Suite à l’attentat de Pahalgam du 22 avril 2025, l’antagonisme historique entre l’Inde et le Pakistan au sujet du Cachemire rebasculait dans l’affrontement armé au printemps dernier. L’auteure détaille ici la place des populations de ces provinces dans le litige, à la fois en recherche d’une certaine reconnaissance dont elles manquent en politique intérieure, et instruments des revendications de la politique étrangère des deux États.
Au cœur du conflit indo-pakistanais depuis 1947 : les revendications bafouées des Cachemiris
The Core of Indo-Pakistani Conflict Since 1947: the Unrecognised Demands of the Kashmiris
Following the attack on Pahalgam on 22 April 2025, the historical antagonism between India and Pakistan regarding Kashmir again erupted into armed conflict last spring. In this article, the author details where the populations of these provinces stand in the dispute as they seek a degree of recognition currently lacking in domestic politics whilst at the same time they are viewed as instruments for claims within the foreign policies of the two countries.
Moins connu que le cas palestinien, le conflit en cours au Cachemire est pourtant le deuxième plus ancien litige frontalier géré par les Nations unies au lendemain de la décolonisation britannique. En effet, l’une des conséquences de la Partition du sous-continent indien en août 1947 a été le déclenchement de la première guerre entre l’Inde et le Pakistan (1), qui portait sur le rattachement, à l’un ou à l’autre pays, de l’ancien État princier du Jammu-et Cachemire (2), pour deux raisons. D’un point de vue politique, pour Islamabad, qui se projetait comme une République islamique, le rattachement d’un territoire à majorité musulmane était l’évidence. Par contraste, pour New Delhi qui se dessinait comme une République séculariste, l’intégration d’un tel territoire, alors que la population indienne était très majoritairement de confession hindoue, signifiait avec force son égale tolérance envers toutes les religions. Sur le plan économique, le Cachemire est une zone riche en raison de son climat tempéré (cultures agricoles) et de sa situation géographique himalayenne (minerais, irrigation, hydroélectricité). Enfin, ce dernier en fait un territoire stratégique, à l’intersection de l’Inde, du Pakistan et de la Chine.

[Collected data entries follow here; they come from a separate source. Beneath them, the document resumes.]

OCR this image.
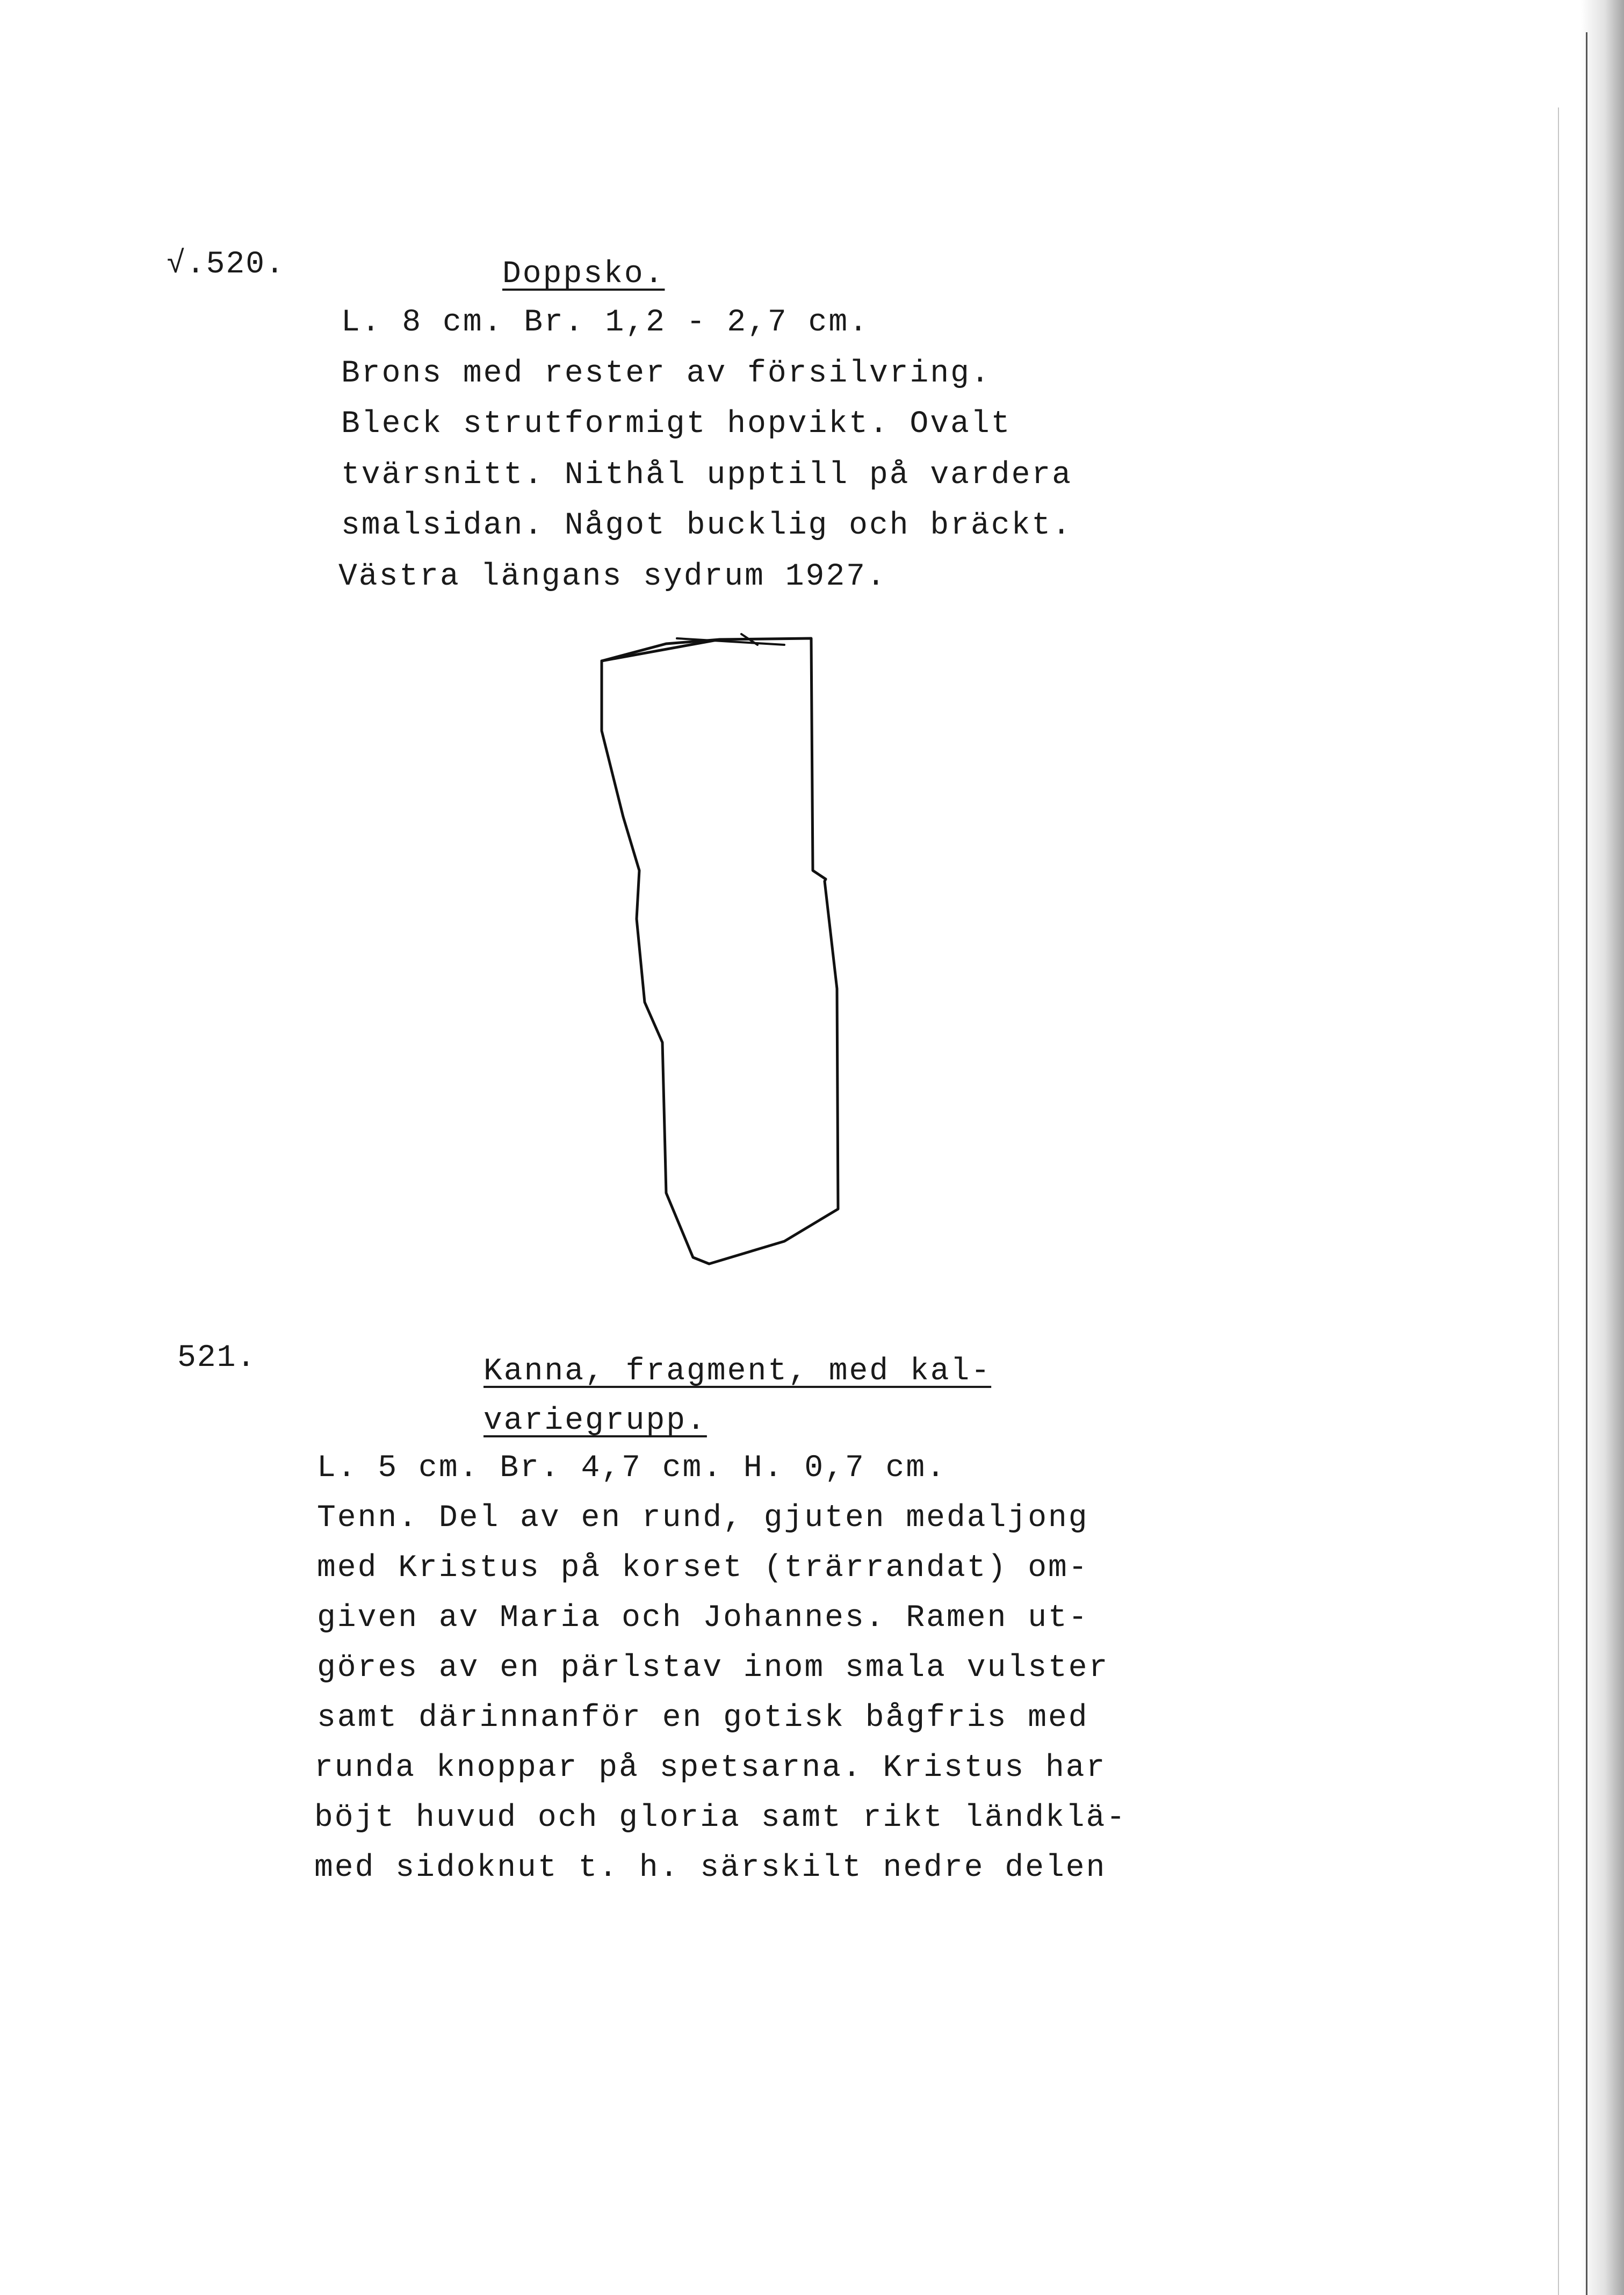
√.520.	Doppsko.
L. 8 cm. Br. 1,2 - 2,7 cm.
Brons med rester av försilvring.
Bleck strutformigt hopvikt. Ovalt
tvärsnitt. Nithål upptill på vardera
smalsidan. Något bucklig och bräckt.
Västra längans sydrum 1927.
521.	Kanna, fragment, med kal-
variegrupp.
L. 5 cm. Br. 4,7 cm. H. 0,7 cm.
Tenn. Del av en rund, gjuten medaljong
med Kristus på korset (trärrandat) om-
given av Maria och Johannes. Ramen ut-
göres av en pärlstav inom smala vulster
samt därinnanför en gotisk bågfris med
runda knoppar på spetsarna. Kristus har
böjt huvud och gloria samt rikt ländklä-
med sidoknut t. h. särskilt nedre delen
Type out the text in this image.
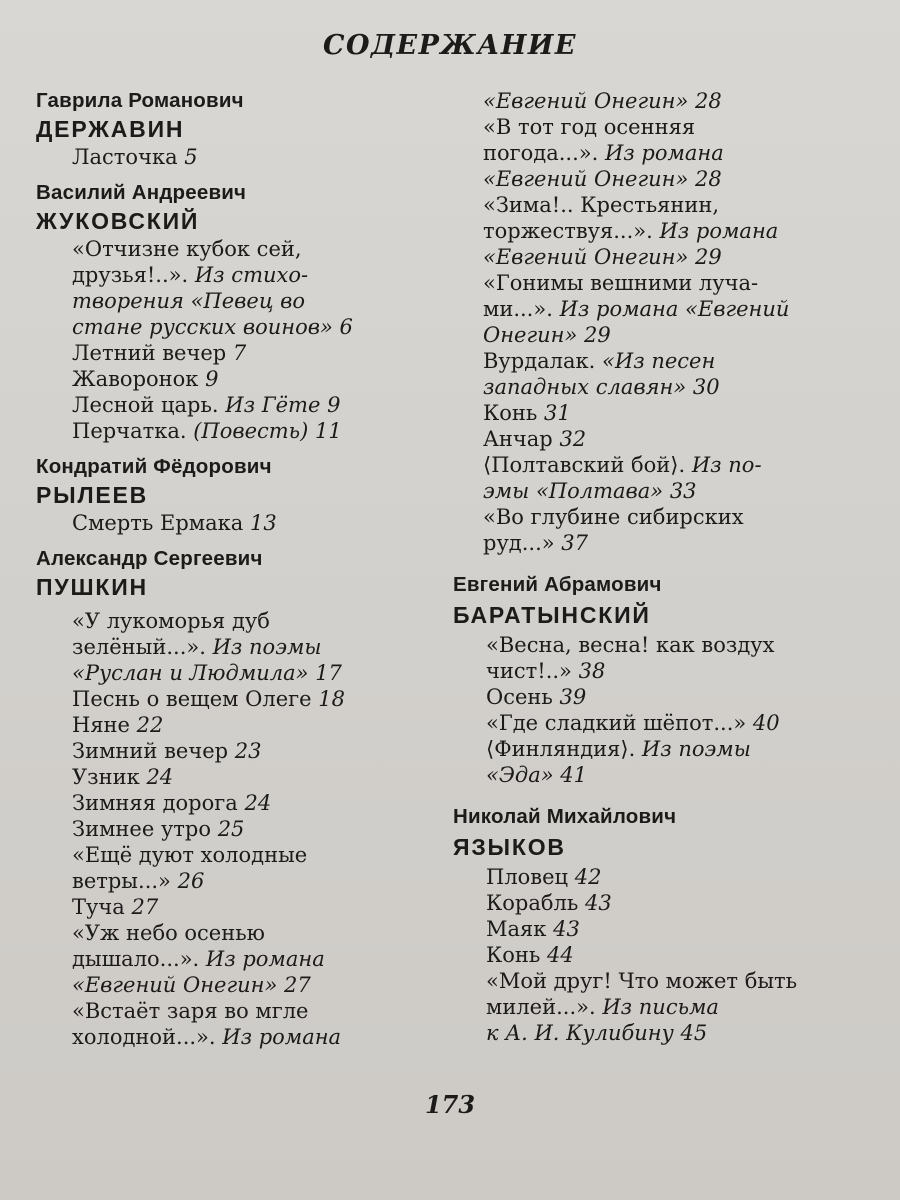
СОДЕРЖАНИЕ
Гаврила Романович
ДЕРЖАВИН
Ласточка 5
Василий Андреевич
ЖУКОВСКИЙ
«Отчизне кубок сей,
друзья!..». Из стихо-
творения «Певец во
стане русских воинов» 6
Летний вечер 7
Жаворонок 9
Лесной царь. Из Гёте 9
Перчатка. (Повесть) 11
Кондратий Фёдорович
РЫЛЕЕВ
Смерть Ермака 13
Александр Сергеевич
ПУШКИН
«У лукоморья дуб
зелёный...». Из поэмы
«Руслан и Людмила» 17
Песнь о вещем Олеге 18
Няне 22
Зимний вечер 23
Узник 24
Зимняя дорога 24
Зимнее утро 25
«Ещё дуют холодные
ветры...» 26
Туча 27
«Уж небо осенью
дышало...». Из романа
«Евгений Онегин» 27
«Встаёт заря во мгле
холодной...». Из романа
«Евгений Онегин» 28
«В тот год осенняя
погода...». Из романа
«Евгений Онегин» 28
«Зима!.. Крестьянин,
торжествуя...». Из романа
«Евгений Онегин» 29
«Гонимы вешними луча-
ми...». Из романа «Евгений
Онегин» 29
Вурдалак. «Из песен
западных славян» 30
Конь 31
Анчар 32
⟨Полтавский бой⟩. Из по-
эмы «Полтава» 33
«Во глубине сибирских
руд...» 37
Евгений Абрамович
БАРАТЫНСКИЙ
«Весна, весна! как воздух
чист!..» 38
Осень 39
«Где сладкий шёпот...» 40
⟨Финляндия⟩. Из поэмы
«Эда» 41
Николай Михайлович
ЯЗЫКОВ
Пловец 42
Корабль 43
Маяк 43
Конь 44
«Мой друг! Что может быть
милей...». Из письма
к А. И. Кулибину 45
173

Ce premier affrontement se solde par un cessez-le-feu le 1er janvier 1949, la division du territoire et de sa population, ainsi que la stabilisation des fronts autour de la Line of Control (LoC) aujourd’hui admise comme frontière de facto, mais ni stabilisée ni reconnue par Islamabad et New Delhi. En outre, la résolution n° 47, adoptée par le Conseil de sécurité des Nations unies le 21 avril 1948, propose une solution politique au conflit en disposant de la tenue à venir d’un référendum d’autodétermination des Cachemiris avec deux possibilités d’intégration : ou bien au Pakistan ou bien à l’Inde – l’indépendance n’étant pas une option (3).
Près de 80 ans plus tard, celui-ci est toujours lettre morte tandis que le Pakistan et l’Inde se sont affrontés à quatre autres reprises (1965, 1971, 1999, 2025). Simultanément, les revendications des Cachemiris, de part et d’autre de la LoC, n’ont jamais été écoutées. Pourtant, c’est bien la négation des aspirations populaires qui alimente les risques de déstabilisation de la région à l’image de l’attentat de Pahalgam en 2025 (voir infra). Alors qu’elles sont donc très rarement évoquées dans le débat public, éclipsées par les récits des gouvernements pakistanais et indien, cet article analyse les revendications politiques des Cachemiris, tout en plaçant la focale sur celles côté indien car ce sont elles qui font le plus l’objet de manipulations politiques. L’enjeu est ici de montrer les racines nationales du conflit indo-pakistanais et leur détournement à des fins bellicistes régionales par New Delhi comme par Islamabad.